Por Ilich Cuéllar
Cuando el 10 de julio Cristiano Ronaldo alzó al cielo de París el trofeo que acreditaba a Portugal como campeona de la Euro 2016, en algún lugar del mundo, Michel Platini debió haber esbozado una ligera sonrisa.
Y es que el otrora presidente de UEFA, admirado primero como jugador y luego en su primera etapa de directivo continental, vio cumplido un objetivo que muchos tachaban de guajiro: que una selección considerada de medio pelo en el concierto europeo, se alzara algún día con la corona del Viejo Mundo. Con ese objetivo consiguió que en septiembre de 2008, fuera aprobada la ampliación de participantes para la Copa Europea de Naciones de 2016, de 16 a 24 escuadras.
La meta se logró. Al torneo organizado en Francia este verano, arribaron representativos de países inéditos como Albania, Islandia, Gales o Irlanda del Norte. También reaparecieron Rumanía, Irlanda y Hungría, después de años de oscurantismo. Si, la competencia se abrió, fue más global, sin embargo, la calidad disminuyó (amén de la hinchazón en las arcas de la organización).
Por supuesto, Hungría e Islandia no tienen la culpa de esto. Ambos elencos llegaron, jugaron y avanzaron. Pero si le agregamos que equipos como Inglaterra, eterno bluff, o España, vigente bicampeona, fallaron a la hora decisiva, el cóctel de la insipidez quedaba listo. Todos los equipos fuertes (si así consideramos a los ibéricos, Alemania, Italia y Francia) de un lado de la llave y la rebelión de la “medianía” quedó por el otro.
Mientras los germanos se mostraban con un plan de juego en apariencia, más sólido pero sin gol, y Francia sacaba los partidos a las carreras, Portugal sufría y avanzaba tambaleándose. Cristiano Ronaldo, su máxima figura, líder y alma en el campo titubeaba. Anotó contra los húngaros cuando más se le necesitaba, igual contra Gales, en una semifinal que nadie pronosticó, pero a fuerza ser sinceros, al 7 portugués nunca se le vio en forma. En estas condiciones el arquero Rui Patricio se puso la capa de héroe, Renato Sanches emergió como joven luminaria y Pepe dejó atrás su disfraz de asesino y se convirtió en muro infranqueable.
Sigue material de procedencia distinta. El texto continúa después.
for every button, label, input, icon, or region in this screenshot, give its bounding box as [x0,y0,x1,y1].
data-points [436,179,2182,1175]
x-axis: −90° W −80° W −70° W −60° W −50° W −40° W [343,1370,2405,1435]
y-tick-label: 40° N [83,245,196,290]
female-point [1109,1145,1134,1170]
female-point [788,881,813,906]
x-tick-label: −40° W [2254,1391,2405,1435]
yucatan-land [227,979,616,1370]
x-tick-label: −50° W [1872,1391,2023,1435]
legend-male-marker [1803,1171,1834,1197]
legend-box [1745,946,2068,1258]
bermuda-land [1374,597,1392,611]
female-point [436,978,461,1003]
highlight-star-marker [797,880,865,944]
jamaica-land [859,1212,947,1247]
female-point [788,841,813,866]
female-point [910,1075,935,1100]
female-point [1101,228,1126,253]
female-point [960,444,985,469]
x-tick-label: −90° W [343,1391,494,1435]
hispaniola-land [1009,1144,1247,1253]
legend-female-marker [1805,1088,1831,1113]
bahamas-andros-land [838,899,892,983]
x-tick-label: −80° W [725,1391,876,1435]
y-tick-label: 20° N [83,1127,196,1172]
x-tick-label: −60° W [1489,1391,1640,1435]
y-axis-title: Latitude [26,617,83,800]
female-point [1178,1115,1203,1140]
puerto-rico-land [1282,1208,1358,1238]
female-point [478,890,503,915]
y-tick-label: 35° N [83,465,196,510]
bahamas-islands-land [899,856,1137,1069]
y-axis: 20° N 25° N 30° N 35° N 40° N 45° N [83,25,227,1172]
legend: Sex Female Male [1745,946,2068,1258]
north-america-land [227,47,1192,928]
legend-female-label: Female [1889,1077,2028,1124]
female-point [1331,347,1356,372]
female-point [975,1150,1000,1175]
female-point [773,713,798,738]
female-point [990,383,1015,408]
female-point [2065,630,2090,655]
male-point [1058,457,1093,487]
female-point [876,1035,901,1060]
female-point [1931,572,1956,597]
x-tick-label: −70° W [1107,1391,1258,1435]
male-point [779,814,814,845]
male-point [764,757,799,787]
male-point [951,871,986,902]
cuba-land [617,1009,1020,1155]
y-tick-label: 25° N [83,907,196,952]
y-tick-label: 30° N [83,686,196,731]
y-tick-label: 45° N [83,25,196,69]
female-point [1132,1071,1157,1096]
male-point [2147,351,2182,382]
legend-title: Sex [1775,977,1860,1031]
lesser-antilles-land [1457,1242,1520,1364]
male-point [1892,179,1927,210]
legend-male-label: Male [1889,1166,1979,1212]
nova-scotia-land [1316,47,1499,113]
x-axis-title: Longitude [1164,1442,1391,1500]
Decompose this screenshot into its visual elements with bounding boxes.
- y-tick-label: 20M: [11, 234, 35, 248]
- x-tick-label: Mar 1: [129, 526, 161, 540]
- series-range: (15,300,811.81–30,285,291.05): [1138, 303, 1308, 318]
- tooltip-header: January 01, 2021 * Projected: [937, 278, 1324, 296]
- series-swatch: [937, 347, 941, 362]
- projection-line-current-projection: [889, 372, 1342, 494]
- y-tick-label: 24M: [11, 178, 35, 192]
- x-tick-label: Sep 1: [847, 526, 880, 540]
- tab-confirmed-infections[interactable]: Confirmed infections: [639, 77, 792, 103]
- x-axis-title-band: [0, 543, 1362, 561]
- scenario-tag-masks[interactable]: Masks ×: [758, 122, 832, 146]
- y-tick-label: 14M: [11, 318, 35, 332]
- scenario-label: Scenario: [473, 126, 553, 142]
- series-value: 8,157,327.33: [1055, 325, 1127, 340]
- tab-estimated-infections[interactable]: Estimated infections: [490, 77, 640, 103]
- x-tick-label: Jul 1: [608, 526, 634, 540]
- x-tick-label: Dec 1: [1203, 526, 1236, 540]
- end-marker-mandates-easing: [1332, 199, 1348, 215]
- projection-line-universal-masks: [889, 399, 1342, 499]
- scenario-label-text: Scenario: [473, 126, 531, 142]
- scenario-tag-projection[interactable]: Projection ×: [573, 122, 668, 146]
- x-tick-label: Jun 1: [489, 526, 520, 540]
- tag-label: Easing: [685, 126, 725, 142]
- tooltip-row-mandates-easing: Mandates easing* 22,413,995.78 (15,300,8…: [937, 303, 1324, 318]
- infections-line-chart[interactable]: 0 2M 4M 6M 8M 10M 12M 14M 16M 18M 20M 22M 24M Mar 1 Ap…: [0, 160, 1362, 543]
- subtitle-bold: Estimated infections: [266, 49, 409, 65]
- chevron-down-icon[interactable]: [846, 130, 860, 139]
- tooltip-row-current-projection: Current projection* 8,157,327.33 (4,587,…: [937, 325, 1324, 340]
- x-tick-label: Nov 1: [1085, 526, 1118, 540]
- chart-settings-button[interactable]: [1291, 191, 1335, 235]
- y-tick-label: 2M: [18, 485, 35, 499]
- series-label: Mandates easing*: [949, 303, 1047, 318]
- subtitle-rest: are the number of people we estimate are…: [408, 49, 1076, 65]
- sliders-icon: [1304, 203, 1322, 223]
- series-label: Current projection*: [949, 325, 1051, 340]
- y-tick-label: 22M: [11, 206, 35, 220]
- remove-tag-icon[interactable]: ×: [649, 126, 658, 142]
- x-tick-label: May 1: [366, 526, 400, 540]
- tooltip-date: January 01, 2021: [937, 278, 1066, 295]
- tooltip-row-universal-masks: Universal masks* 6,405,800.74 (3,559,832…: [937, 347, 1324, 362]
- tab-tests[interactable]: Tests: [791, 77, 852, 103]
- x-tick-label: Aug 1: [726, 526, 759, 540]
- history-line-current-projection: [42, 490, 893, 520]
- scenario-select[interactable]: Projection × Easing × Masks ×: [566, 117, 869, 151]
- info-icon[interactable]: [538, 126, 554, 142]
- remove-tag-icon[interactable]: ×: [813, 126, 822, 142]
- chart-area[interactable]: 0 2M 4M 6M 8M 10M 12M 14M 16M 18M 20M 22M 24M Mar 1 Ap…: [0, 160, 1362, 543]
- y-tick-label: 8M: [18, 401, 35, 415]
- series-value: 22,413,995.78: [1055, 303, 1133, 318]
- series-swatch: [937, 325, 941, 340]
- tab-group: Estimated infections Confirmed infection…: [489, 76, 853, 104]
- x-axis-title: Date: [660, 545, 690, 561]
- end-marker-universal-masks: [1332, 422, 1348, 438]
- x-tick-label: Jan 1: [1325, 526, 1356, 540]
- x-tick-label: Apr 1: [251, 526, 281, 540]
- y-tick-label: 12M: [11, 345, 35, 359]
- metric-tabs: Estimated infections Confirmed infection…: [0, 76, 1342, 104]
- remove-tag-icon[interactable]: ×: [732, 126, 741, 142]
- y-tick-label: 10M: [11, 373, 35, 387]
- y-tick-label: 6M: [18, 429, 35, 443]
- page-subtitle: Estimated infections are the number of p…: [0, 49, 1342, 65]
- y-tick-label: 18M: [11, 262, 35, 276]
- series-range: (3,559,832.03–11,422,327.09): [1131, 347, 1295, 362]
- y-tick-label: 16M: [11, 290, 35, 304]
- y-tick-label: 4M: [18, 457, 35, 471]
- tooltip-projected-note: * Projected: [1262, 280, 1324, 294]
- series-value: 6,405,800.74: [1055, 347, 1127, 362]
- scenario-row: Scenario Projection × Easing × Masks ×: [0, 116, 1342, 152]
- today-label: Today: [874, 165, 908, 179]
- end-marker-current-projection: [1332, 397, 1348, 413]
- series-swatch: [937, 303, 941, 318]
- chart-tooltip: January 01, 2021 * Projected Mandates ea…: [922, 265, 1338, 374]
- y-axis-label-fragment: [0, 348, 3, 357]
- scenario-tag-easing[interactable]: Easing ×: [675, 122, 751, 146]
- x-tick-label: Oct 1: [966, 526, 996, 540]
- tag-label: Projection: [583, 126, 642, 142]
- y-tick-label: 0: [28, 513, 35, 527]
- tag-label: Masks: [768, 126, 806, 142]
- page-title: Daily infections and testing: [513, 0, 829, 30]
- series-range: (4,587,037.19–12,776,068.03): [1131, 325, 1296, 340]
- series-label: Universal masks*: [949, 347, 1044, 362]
Esta fue la columna que permitió el milagro.
A la final de París, los lusos se plantaron contra el país anfitrión en papel de víctimas. Antoine Griezmann, convertido en el estandarte galo, había dado el salto definitivo entre los competidores del Balón de Oro. Sin embargo, la selección comandada por Fernando Santos resistió, con todo y la lesión temprana de Ronaldo, para coronarse con gol en tiempo extra de Éder, ante el asombro del mundo entero.
Si se critica el nivel de juego tanto colectivo como individual de los campeones, cierto es que se resalta la comunión de un grupo menospreciado por las grandes potencias, donde su líder, señalado por vanidad y egocentrismo, supo ejercer con su responsabilidad de guía y cobijo para sus huestes. Sin tanto brillo, aspira a obtener el galardón de mejor jugador del mundo por cuarta ocasión.
El fútbol no entiende de lógicas, ni de favoritos, mucho menos de aparentes superioridades previas a una batalla. En este deporte sigue ganando el que mete el balón en el arco contrario. En esta aparente sencillez, reside la belleza del juego.